A contract killer or a cleaner seemed the two most obvious choices. Was my father someone who came in and cleared out a crime scene before the police arrived? Like Harvey Keitel in Pulp Fiction? Or worse, did he do the actual hitting?

“Do we believe they don’t have Kendra?” I asked, shoving thoughts of my father off into a dusty room in my head and slamming the door.

“I do,” Chava said. “They don’t need to lie to us.”

“Why not? If they killed her, they certainly weren’t going to announce it to us.”

“Because if they had Kendra, they never would have taken us upstairs to begin with. We never would have seen them at all.”

“Vincent, in the casino. That was a setup.”

“I think so. I think they knew when we came in and Eduardo decided he wanted to learn what was up. He had Vincent come down to verify it was us, then Lonnie got us upstairs. He didn’t want that reunion happening in a public place.”

“How would they know we’d come in?”

“Surveillance, probably. There are cameras all over the casino. Maybe they have access in some way. Or they just got lucky and were looking out the window. Or Vincent saw us when we came in and called up to your father in the room. There’s lots of ways we could have been made.”

“What kind of trouble did you really get into down in Vegas?” I said, wondering why Chava was suddenly an expert on video surveillance and the activities of mobsters.
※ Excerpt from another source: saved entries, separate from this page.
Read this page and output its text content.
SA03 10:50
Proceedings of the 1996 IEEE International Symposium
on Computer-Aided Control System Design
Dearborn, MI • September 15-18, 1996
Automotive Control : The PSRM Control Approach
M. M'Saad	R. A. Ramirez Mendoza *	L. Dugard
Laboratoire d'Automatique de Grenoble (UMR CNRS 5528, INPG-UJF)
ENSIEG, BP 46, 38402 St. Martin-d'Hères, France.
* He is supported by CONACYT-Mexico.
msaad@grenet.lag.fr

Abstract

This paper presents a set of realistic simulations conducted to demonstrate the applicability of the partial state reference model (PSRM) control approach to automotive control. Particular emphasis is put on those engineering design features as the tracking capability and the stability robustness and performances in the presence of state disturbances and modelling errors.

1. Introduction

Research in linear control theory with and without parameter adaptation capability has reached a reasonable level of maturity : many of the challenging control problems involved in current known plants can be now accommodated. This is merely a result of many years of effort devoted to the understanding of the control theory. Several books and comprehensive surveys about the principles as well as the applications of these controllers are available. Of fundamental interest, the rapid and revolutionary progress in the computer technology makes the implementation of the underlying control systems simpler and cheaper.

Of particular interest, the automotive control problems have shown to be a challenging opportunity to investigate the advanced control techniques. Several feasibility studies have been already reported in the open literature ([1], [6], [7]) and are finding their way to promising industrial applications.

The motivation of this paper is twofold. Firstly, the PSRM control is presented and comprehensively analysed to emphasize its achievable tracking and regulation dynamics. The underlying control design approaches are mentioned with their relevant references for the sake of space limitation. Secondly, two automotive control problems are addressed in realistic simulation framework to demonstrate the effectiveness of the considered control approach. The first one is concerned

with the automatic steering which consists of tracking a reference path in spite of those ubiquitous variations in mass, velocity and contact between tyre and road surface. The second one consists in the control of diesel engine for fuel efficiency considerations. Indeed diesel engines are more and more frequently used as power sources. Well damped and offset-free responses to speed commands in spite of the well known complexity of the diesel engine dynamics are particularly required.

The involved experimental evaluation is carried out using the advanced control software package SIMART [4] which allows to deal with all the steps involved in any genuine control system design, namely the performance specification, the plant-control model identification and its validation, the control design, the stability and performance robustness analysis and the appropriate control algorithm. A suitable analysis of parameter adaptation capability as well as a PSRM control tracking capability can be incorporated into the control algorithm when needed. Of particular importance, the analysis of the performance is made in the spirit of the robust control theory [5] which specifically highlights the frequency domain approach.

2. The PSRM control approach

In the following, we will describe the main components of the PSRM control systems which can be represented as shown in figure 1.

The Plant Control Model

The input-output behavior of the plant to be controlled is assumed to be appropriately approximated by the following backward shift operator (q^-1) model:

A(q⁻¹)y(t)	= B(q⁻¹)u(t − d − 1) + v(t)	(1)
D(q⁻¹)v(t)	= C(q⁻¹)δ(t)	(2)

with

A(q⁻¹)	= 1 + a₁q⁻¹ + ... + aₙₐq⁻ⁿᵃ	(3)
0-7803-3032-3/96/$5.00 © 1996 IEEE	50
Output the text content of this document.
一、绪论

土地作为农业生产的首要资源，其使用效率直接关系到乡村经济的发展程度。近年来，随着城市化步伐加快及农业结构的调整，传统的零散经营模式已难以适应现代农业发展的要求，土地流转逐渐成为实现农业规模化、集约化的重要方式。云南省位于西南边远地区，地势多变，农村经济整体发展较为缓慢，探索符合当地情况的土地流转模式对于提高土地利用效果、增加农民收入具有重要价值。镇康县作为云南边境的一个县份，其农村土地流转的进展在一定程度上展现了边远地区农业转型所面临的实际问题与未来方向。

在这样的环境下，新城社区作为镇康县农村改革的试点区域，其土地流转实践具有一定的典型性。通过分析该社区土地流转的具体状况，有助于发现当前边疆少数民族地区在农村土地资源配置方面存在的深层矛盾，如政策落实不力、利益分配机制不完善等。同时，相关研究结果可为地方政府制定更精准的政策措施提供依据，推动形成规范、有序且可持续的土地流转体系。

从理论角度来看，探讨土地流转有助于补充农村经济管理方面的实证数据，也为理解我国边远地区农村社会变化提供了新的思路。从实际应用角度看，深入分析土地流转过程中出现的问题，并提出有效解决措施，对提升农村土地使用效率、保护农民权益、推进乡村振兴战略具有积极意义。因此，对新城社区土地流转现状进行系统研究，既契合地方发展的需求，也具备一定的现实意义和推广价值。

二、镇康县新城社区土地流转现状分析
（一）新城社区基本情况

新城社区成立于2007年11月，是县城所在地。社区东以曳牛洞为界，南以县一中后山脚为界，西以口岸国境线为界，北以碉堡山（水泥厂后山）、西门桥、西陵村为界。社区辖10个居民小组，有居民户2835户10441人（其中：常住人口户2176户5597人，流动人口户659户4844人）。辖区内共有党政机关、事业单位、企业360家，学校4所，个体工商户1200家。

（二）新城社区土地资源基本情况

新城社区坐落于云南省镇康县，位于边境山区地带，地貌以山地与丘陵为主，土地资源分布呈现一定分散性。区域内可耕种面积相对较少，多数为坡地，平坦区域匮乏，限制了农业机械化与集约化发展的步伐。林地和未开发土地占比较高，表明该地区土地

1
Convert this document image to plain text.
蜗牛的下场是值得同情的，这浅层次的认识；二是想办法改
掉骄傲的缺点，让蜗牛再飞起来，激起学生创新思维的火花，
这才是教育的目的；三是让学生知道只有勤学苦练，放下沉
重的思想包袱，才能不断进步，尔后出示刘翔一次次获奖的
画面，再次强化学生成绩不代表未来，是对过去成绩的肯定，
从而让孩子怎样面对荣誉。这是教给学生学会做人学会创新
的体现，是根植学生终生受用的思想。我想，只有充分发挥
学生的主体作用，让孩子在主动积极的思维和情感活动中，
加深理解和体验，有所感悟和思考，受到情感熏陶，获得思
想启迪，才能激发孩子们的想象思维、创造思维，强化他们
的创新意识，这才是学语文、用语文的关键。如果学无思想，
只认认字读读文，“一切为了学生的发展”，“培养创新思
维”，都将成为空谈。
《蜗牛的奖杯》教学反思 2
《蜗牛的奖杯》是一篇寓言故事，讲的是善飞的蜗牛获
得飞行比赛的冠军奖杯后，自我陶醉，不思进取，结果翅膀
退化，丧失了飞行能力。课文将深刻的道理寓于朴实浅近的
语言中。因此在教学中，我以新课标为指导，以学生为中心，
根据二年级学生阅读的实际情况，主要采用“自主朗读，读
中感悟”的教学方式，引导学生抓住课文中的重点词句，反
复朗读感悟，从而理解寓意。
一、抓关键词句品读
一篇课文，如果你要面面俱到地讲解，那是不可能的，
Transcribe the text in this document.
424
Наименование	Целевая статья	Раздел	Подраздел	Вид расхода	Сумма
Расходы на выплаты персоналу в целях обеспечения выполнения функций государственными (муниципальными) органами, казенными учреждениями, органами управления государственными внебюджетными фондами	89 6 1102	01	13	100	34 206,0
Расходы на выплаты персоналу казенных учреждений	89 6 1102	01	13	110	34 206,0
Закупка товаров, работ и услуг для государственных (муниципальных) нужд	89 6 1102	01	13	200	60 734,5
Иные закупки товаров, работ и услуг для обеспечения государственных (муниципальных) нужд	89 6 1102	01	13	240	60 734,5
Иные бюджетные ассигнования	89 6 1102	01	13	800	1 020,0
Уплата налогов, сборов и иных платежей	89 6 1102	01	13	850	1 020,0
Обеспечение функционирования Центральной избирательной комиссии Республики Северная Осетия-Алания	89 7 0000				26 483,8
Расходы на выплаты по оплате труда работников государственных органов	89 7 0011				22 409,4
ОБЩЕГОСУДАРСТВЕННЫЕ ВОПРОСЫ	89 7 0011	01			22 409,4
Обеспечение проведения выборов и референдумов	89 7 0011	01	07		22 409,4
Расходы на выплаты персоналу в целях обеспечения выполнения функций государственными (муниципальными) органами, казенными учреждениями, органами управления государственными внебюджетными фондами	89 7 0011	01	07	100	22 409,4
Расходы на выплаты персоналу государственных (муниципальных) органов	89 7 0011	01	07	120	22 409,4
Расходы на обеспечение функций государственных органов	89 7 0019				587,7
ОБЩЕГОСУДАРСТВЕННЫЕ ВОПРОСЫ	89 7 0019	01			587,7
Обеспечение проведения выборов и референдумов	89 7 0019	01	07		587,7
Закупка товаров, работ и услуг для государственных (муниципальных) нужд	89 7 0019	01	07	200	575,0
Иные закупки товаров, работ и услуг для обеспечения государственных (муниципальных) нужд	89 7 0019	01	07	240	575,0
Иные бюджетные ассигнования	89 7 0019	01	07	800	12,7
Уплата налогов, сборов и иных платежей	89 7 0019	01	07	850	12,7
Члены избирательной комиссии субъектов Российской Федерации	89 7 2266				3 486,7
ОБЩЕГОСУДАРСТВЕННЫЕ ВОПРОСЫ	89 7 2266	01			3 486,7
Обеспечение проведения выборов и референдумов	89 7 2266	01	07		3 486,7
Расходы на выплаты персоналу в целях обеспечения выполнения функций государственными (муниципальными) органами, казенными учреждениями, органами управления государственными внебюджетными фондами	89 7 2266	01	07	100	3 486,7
Chava fell silent. She looked out the window for a long moment, then got out of the car. Taking a seat on a concrete bench in front of the hotel side of the casino, she pulled a pack of menthols out of her bag. She lit up and took a long drag, eyes closed. She never opened them the whole time she smoked the cigarette down, expertly flicking ashes into a clump of bushes without looking. When she reached the end, she opened her eyes, stubbed it out on the matching concrete ashtray, and tossed the butt inside. Then she walked back to the car, some kind of decision made.

She sat next to me in a haze of menthol smoke and Aqua Net, that familiar smell that took me back to childhood. I could see the younger Chava in the lines of her face and wondered what it had really been like for her, raising a child alone. I knew I was more than just a burden, but that didn’t mean it was easy.

“For a private investigator, you certainly never showed any interest in learning about your father,” she said, surprising me with her twist in the conversation.

“You always said you didn’t know much about him.”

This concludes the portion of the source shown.